There are two simple ways in MySQL to load data into the MySQL database from a previously backed up file.
MySQL provides a LOAD DATA statement that acts as a bulk data loader. Here is an example statement that reads a file dump.txt from your current directory and loads it into the table mytbl in the current database.
mysql> LOAD DATA LOCAL INFILE 'dump.txt' INTO TABLE mytbl;
If the LOCAL keyword is not present, MySQL looks for the datafile on the server host using the looking into absolute pathname, which fully specifies the location of the file, beginning from the root of the filesystem. MySQL reads the file from the given location.
mysql> LOAD DATA LOCAL INFILE 'dump.txt' INTO TABLE mytbl
-> FIELDS TERMINATED BY ':'
-> LINES TERMINATED BY '\r\n';
LOAD DATA LOCAL INFILE 'dump.txt'
INTO TABLE mytbl (b, c, a);
MySQL also includes a utility program named mysqlimport that acts as a wrapper around LOAD DATA, so that you can load the input files directly from the command line.
To load data from the dump.txt into mytbl, use the following command at the UNIX prompt.
$ mysqlimport -u root -p --local database_name dump.txt
password *****
If you use mysqlimport, command-line options provide the format specifiers. The mysqlimport commands that correspond to the preceding two LOAD DATA statements looks as shown in the following code block.
$ mysqlimport -u root -p --local --fields-terminated-by = ":" \
--lines-terminated-by = "\r\n" database_name dump.txt
password *****
The order in which you specify the options doesn't matter for mysqlimport, except that they should all precede the database name.
The mysqlimport statement uses the --columns option to specify the column order -
$ mysqlimport -u root -p --local --columns=b,c,a \
database_name dump.txt
password *****
The FIELDS clause can specify other format options besides TERMINATED BY. By default, LOAD DATA assumes that values are unquoted and interprets the backslash (\) as an escape character for the special characters. To indicate the value quoting character explicitly, use the ENCLOSED BY command. MySQL will strip that character from the ends of data values during input processing.
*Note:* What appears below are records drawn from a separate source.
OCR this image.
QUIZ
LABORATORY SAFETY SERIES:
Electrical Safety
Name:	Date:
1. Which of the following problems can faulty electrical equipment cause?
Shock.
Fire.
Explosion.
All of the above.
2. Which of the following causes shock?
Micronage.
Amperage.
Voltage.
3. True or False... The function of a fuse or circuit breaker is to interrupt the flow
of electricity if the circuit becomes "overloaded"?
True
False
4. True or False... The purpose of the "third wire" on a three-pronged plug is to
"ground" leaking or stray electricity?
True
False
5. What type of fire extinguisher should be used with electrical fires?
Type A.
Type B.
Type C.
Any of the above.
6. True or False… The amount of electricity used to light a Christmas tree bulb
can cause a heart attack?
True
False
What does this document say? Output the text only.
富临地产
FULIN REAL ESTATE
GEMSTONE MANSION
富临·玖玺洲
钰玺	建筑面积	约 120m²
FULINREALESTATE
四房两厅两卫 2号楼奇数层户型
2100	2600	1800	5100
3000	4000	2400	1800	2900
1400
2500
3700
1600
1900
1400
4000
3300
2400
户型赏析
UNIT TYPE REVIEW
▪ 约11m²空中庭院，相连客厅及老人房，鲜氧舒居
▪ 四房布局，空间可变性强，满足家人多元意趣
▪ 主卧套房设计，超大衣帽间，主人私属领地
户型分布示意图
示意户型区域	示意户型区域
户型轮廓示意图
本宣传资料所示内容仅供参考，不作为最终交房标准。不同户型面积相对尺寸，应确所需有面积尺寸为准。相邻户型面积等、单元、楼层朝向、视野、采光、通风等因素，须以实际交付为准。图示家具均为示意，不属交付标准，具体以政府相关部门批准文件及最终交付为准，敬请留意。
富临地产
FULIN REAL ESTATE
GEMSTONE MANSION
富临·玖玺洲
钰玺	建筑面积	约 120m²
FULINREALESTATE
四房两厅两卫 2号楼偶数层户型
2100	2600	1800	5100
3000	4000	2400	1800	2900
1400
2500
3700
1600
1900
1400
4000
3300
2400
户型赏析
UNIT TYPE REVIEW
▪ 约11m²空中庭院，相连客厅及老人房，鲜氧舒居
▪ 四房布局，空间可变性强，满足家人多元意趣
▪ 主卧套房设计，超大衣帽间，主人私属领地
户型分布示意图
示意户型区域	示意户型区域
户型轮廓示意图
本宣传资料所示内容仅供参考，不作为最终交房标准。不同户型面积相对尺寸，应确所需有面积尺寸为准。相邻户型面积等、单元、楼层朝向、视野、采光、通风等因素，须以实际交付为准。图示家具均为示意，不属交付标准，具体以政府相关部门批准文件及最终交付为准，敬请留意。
To change the default escape character, use ESCAPED BY.
When you specify ENCLOSED BY to indicate that quote characters should be stripped from data values, it is possible to include the quote character literally within data values by doubling it or by preceding it with the escape character.
For example, if the quote and escape characters are " and \, the input value "a""b\"c" will be interpreted as a"b"c.
For mysqlimport, the corresponding command-line options for specifying quote and escape values are --fields-enclosed-by and --fields-escaped-by.